Dans quelles conditions sont élevées les poulets halal en 2019 ?

Entre les années 1930 et les années 1990, le poulet industriel devient deux fois plus gros, en deux fois moins de temps, avec deux fois moins de nourriture. Cette évolution est le résultat d’un processus d’industrialisation qui a commencé aux États-Unis et qui s’est étendu à toute la planète.

Pour faire le poulet industriel, il a tout d’abord fallu augmenter la concentration : le poulet, que l’on élevait en extérieur jusqu’au début du xxe siècle, vit désormais en intérieur. Malheureusement, les poulets confinés et à peu près immobiles en intérieur pendant des semaines ont tendance à développer une forme de rachitisme. Dans les années 1920, plusieurs travaux ont montré que l’on pouvait éviter ces affections en modifiant l’alimentation des poulets et en les soumettant à des lampes UV. Ces travaux ont permis de développer l’élevage intensif et d’envisager des formes de plus en plus extrêmes de concentration.

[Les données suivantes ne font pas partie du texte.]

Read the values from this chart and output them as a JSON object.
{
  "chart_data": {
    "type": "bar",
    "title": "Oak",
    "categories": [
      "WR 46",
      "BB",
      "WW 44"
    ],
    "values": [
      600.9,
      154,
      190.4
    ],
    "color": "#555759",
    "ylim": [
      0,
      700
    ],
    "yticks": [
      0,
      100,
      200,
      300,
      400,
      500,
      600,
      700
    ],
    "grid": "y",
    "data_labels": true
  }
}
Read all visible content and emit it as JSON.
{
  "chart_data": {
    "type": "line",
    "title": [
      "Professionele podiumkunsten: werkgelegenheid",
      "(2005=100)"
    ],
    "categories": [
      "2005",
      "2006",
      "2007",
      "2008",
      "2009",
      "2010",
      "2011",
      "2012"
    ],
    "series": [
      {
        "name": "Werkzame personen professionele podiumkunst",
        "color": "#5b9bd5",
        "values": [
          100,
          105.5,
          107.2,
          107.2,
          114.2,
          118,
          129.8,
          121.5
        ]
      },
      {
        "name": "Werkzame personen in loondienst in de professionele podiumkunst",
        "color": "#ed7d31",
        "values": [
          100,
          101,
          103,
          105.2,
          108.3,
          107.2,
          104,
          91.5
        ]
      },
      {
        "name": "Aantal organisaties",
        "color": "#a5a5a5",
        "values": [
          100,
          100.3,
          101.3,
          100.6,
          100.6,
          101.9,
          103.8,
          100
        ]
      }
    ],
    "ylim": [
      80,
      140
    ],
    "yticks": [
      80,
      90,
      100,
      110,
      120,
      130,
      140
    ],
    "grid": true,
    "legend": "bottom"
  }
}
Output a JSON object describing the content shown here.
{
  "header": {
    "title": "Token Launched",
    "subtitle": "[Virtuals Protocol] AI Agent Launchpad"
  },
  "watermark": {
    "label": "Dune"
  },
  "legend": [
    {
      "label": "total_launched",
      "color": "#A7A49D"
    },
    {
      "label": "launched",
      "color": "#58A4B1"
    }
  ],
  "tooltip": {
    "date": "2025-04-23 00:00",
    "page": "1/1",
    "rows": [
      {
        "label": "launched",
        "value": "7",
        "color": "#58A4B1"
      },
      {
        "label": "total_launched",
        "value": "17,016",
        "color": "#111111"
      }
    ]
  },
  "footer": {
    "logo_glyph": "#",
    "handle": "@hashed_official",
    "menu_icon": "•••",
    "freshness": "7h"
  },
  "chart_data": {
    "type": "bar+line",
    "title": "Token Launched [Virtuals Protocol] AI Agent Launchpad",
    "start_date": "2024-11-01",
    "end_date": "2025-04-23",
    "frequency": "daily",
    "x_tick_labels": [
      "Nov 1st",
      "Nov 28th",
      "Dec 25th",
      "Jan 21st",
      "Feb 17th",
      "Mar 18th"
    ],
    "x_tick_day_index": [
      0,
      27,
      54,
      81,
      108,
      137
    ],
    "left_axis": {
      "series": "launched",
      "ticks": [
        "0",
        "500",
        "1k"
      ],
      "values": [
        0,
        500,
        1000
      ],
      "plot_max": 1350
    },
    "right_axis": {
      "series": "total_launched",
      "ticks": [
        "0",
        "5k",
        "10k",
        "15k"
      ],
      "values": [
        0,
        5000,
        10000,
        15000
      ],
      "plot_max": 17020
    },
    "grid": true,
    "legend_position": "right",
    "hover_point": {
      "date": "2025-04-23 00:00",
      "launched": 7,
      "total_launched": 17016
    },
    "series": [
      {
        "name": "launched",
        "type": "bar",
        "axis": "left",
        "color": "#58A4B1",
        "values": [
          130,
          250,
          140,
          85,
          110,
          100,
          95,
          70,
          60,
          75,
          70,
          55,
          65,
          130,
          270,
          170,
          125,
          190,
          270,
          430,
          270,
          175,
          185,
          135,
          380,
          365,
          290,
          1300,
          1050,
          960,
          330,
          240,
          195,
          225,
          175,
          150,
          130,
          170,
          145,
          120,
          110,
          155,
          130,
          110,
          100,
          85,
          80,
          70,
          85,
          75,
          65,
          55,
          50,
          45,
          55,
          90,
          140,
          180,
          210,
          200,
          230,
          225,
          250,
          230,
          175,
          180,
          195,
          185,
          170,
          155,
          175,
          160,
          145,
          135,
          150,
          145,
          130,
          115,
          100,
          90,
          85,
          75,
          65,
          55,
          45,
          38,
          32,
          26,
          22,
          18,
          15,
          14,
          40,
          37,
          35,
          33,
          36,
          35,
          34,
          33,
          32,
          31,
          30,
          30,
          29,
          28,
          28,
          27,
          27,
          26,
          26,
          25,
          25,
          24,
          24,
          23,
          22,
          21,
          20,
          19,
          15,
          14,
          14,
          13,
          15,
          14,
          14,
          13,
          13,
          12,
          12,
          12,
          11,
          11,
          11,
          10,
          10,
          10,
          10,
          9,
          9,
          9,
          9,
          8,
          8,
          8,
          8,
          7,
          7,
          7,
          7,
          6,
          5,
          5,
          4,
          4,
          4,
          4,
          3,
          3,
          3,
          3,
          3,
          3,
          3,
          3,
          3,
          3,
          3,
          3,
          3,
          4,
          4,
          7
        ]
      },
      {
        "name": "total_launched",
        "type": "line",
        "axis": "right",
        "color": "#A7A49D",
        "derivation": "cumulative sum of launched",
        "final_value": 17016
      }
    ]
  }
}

Des outils pharmaceutiques ont ensuite été utilisés contre les maladies les plus courantes, permettant de maintenir des concentrations élevées sans faire périr l’ensemble du cheptel. On se rend aussi compte que l’addition d’antibiotiques à l’alimentation constitue un accélérateur de croissance très bon marché. Malgré l’émergence de souches microbiennes résistantes, cette consommation d’antibiotiques est devenue incontournable pour l’économie du poulet.

Enfin, il a fallu changer radicalement l’alimentation du poulet industriel. La combinaison entre maïs et soja permet d’obtenir une croissance rapide à moindre coût. Ces deux plantes se sont alors imposées comme deux piliers de l’alimentation animale.

Le poulet, considéré au siècle dernier comme un plat exceptionnel, est aujourd’hui la première viande consommée aux États-Unis : chaque Américain en consomme en moyenne 45 kg par an ; en 1945, c’était tout juste 2,3 kg.

Au cours des années 1930, les consommateurs qui ne veulent plus gérer l’abattage ou sont moins regardants sur les rituels vont progressivement remplacer la consommation de poulet vivant par un produit standard : un poulet prêt à l’emploi, non seulement tué et plumé mais aussi éviscéré.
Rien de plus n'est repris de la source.